Alternative Approaches
The transperineal approach may be considered, as it has been shown to have higher sensitivity for the detection of clinically significant prostate cancer (csPCa) compared to the transrectal approach, especially for anterior tumors 1.
Reporting and Interpretation
Each biopsy site should be reported individually, including its location, Gleason score, ISUP grade group, and extent.
- If identified, lymphovascular invasion and extraprostatic extension (EPE) must each be reported, as well as intraductal carcinoma and invasive cribriform pattern, as these represent independent factors for metastasis and cancer-specific survival (CSS) 1.
From the Research
Procedure for Prostate Biopsy
The procedure for prostate biopsy can be performed through different approaches, including transrectal ultrasound (TRUS) guided biopsy and transperineal (TP) prostate biopsy.

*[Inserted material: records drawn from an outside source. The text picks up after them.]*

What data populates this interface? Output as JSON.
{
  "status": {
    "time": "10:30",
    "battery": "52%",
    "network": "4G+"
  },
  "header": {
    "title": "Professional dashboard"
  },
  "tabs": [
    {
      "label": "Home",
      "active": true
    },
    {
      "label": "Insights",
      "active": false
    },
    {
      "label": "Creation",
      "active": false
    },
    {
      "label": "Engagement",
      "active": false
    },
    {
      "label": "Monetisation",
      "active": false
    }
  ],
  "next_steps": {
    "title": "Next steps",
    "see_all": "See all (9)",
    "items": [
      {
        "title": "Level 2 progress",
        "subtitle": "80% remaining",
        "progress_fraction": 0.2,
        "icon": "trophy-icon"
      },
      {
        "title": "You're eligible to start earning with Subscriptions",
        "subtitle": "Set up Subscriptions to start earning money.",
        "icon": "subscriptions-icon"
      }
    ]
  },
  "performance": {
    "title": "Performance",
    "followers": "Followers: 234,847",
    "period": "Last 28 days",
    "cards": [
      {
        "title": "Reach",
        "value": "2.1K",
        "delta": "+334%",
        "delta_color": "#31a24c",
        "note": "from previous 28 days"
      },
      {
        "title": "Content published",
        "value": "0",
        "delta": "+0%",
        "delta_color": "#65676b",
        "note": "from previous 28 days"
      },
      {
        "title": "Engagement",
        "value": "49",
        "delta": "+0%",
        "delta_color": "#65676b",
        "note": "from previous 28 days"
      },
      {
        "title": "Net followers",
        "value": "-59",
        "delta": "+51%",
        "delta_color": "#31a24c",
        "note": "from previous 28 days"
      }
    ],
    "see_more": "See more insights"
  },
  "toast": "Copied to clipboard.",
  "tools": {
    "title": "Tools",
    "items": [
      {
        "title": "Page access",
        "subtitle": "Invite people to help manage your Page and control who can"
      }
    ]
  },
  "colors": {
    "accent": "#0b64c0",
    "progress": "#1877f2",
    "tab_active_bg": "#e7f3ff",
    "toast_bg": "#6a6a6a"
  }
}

- TRUS biopsy is a commonly used method, where an ultrasound probe is inserted into the rectum to guide the biopsy needle into the prostate gland 2.
- TP biopsy, on the other hand, involves inserting the biopsy needle through the perineum, which has been shown to have superior sensitivity and lower rates of sepsis compared to TRUS biopsy 3.
Techniques Used
Different techniques can be used to perform a prostate biopsy, including:
- Systematic biopsy, where tissue samples are taken from different areas of the prostate gland 4.
- Targeted biopsy, where specific lesions identified on MRI are targeted for biopsy 3.
- Saturation biopsy, where a large number of tissue samples are taken from the prostate gland 5.
Anaesthesia and Patient Positioning
Prostate biopsy can be performed under different types of anaesthesia, including:
- General anaesthesia, where the patient is fully sedated 3.
- Local anaesthesia, where the patient is awake but the area is numbed 5. The patient is typically positioned in the lithotomy position, with their legs raised and supported 3.
Guidance and Sampling
The biopsy procedure can be guided by different imaging modalities, including:
- Ultrasound, which provides real-time images of the prostate gland 2.
- MRI, which can be used to identify specific lesions and guide the biopsy needle 3. The sampling can be done either by free hand or using a brachytherapy grid, and robotic assisted prostate biopsy is also available as an alternative 3.